Wanneer de ziel tot leven komt, heeft deze een duidelijke les om te leren, bij het leren waarvan hij kan flauwvallen indien gewenst. De periode waarin de les van een bepaald leven moet worden geleerd, kan een paar jaar zijn of meer dan honderd worden verlengd, of de les kan helemaal niet worden geleerd; en de ziel keert steeds weer terug naar school totdat zij die les leert. Men kan meer leren in vijfentwintig jaar dan iemand anders in honderd kan leren. Het leven in de wereld is met het doel om intieme kennis van eeuwige waarheden te verkrijgen. Elk leven zou de ziel één graad dichter bij zelfkennis moeten bevorderen. Wat gewoonlijk ongevallen worden genoemd, is simpelweg het gedetailleerd uitvoeren van een algemene wet. Het ongeluk of het gebeuren is slechts een kleine boog van een cyclus van actie. Het bekende of geziene ongeval is slechts de voortzetting en voltooiing van de onzichtbare oorzaak van actie. Hoe vreemd het ook mag lijken, ongelukken worden bijna altijd veroorzaakt door de gedachten die men genereert. Gedachten, acties en ongeluk vormen de complete cyclus van oorzaak en gevolg. Dat deel van de cyclus van oorzaak en gevolg dat oorzaak met het effect verbindt is actie, die zichtbaar of onzichtbaar kan zijn; en dat deel van de cyclus van oorzaak en gevolg dat het effect en het resultaat van de oorzaak is, is het ongeluk of het gebeuren. Elk ongeval kan worden herleid tot de oorzaak. Als we de directe oorzaak van een ongeluk vinden, betekent dit gewoon dat de oorzaak onlangs is gegenereerd, wat betekent dat het slechts de kleine cyclus van denken, handelen en effect is, die recent is; maar wanneer het ongeval of effect geïsoleerd staat en men niet in staat is om meteen te zien dat het wordt voorafgegaan door een oorzaak, betekent dit eenvoudigweg dat de cyclus van denken geen kleine cyclus is, en daarom recent, maar wordt uitgebreid tot een grotere cyclus, de gedachte en actie kunnen worden gevonden in het vorige of vorige leven.

 

Als de astrale arm, het been of een ander lid van het lichaam niet wordt doorgesneden wanneer het fysieke lid wordt geamputeerd, waarom is het astrale lichaam niet in staat om een ​​andere fysieke arm of been te reproduceren?

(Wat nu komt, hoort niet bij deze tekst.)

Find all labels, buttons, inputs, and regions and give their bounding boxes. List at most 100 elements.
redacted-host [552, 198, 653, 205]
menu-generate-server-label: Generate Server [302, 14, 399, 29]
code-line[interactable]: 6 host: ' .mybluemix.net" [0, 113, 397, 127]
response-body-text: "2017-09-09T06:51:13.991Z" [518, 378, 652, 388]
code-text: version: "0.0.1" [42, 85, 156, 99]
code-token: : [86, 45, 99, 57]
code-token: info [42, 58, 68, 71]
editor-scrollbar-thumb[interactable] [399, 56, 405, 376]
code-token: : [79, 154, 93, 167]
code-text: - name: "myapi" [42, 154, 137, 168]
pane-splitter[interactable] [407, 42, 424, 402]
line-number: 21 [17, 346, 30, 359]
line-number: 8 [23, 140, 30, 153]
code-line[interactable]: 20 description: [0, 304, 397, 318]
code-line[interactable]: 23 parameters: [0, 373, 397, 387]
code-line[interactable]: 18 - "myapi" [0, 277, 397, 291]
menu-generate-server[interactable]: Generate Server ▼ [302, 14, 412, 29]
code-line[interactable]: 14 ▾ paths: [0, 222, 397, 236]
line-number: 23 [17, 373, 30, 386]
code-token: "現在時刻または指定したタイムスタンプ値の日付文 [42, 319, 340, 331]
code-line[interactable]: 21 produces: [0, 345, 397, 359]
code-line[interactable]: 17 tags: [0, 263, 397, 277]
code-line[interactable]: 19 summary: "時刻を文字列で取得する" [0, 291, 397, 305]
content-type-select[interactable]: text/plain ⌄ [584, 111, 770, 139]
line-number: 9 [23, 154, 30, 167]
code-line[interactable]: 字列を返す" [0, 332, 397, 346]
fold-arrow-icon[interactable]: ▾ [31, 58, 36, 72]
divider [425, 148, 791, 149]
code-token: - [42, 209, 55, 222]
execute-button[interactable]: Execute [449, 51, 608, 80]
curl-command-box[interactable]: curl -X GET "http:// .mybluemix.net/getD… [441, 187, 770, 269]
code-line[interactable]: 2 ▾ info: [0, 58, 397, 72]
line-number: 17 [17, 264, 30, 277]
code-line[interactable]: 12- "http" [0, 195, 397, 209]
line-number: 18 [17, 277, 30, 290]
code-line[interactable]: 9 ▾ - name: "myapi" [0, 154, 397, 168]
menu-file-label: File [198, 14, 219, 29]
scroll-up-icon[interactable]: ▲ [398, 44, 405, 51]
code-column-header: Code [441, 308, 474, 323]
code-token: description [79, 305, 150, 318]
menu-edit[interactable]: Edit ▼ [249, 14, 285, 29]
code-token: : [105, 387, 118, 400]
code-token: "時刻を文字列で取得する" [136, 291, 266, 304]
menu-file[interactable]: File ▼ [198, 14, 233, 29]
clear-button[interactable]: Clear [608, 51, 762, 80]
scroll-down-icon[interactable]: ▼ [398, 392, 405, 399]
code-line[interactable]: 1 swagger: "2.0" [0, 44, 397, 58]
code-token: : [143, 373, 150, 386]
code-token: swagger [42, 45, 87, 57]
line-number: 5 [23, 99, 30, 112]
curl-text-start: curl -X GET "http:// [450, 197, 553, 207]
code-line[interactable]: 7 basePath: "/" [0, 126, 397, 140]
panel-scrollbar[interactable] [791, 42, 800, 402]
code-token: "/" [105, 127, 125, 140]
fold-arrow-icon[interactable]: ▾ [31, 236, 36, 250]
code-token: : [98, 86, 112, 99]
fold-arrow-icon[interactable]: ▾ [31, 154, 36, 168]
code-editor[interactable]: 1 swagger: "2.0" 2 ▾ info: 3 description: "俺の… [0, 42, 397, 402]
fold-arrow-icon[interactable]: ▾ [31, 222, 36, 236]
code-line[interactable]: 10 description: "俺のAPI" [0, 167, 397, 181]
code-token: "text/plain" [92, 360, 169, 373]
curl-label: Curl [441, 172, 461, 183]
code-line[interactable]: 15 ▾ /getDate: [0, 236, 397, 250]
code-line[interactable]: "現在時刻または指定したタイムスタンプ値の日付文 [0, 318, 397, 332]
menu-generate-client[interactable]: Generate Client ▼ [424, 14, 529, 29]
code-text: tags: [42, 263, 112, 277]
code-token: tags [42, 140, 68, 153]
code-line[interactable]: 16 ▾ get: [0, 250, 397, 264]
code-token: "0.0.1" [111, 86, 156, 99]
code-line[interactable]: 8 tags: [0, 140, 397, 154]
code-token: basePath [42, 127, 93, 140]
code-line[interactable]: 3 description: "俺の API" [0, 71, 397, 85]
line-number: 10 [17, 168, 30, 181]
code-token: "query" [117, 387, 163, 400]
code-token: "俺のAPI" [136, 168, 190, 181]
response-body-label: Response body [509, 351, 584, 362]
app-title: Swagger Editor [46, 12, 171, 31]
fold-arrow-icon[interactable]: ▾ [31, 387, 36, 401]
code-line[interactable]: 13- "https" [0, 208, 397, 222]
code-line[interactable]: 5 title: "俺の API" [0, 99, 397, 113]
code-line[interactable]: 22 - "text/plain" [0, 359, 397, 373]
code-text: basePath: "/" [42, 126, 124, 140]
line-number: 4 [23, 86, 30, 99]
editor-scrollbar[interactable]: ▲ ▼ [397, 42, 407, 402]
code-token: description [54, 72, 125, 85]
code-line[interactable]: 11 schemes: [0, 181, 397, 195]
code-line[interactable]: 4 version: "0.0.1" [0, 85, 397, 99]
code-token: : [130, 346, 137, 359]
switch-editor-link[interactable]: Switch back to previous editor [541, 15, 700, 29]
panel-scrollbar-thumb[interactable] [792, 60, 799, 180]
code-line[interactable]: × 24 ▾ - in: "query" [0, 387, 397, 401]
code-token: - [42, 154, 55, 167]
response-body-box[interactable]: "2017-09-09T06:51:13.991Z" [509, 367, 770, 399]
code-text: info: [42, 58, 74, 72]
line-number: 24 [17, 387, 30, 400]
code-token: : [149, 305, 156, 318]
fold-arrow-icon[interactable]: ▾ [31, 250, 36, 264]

Deze vraag lijkt gesteld te zijn in de veronderstelling dat het astrale lichaam niet bestaat, alsof het zou kunnen bestaan ​​voor het reproduceren van een fysiek lid wanneer het verloren is, vooral omdat alle theosofen beweren dat de fysieke materie in het menselijk lichaam is ingebouwd volgens naar het ontwerp van het innerlijke of astrale lichaam. Maar de uitleg is heel eenvoudig. Er moet een fysiek medium zijn waardoor fysieke materie wordt omgezet in andere fysieke materie en er moet ook een lichaam zijn voor elk van de gebieden waarop het moet functioneren. Het fysieke medium is het bloed, waardoor voedsel wordt omgezet in het lichaam. De lingasarira is moleculair van structuur, terwijl het fysieke lichaam uit cellulair weefsel bestaat. Hoewel de astrale arm gewoonlijk niet wordt doorgesneden wanneer het fysieke lid wordt geamputeerd, is er geen fysiek medium waarmee fysieke materie kan worden gekoppeld aan en gebouwd op fysieke materie. Daarom, hoewel de astrale arm bestaat, is het niet in staat de fysieke materie in zichzelf over te brengen omdat er geen fysiek medium meer is om de fysieke materie over te brengen. Dus de moleculair-astrale tegenhanger van de cellulaire fysieke arm die is geamputeerd heeft geen middel om fysieke materie in zichzelf te bouwen. Het beste dat kan worden gedaan, is om nieuw weefsel aan het uiteinde van de stronk te bouwen en zo de wond te sluiten. Dit zal ook verklaren hoe wonden worden genezen en waarom diepe littekens achterblijven als het vlees niet dicht genoeg bij elkaar is gebracht om weefsel met weefsel te breien.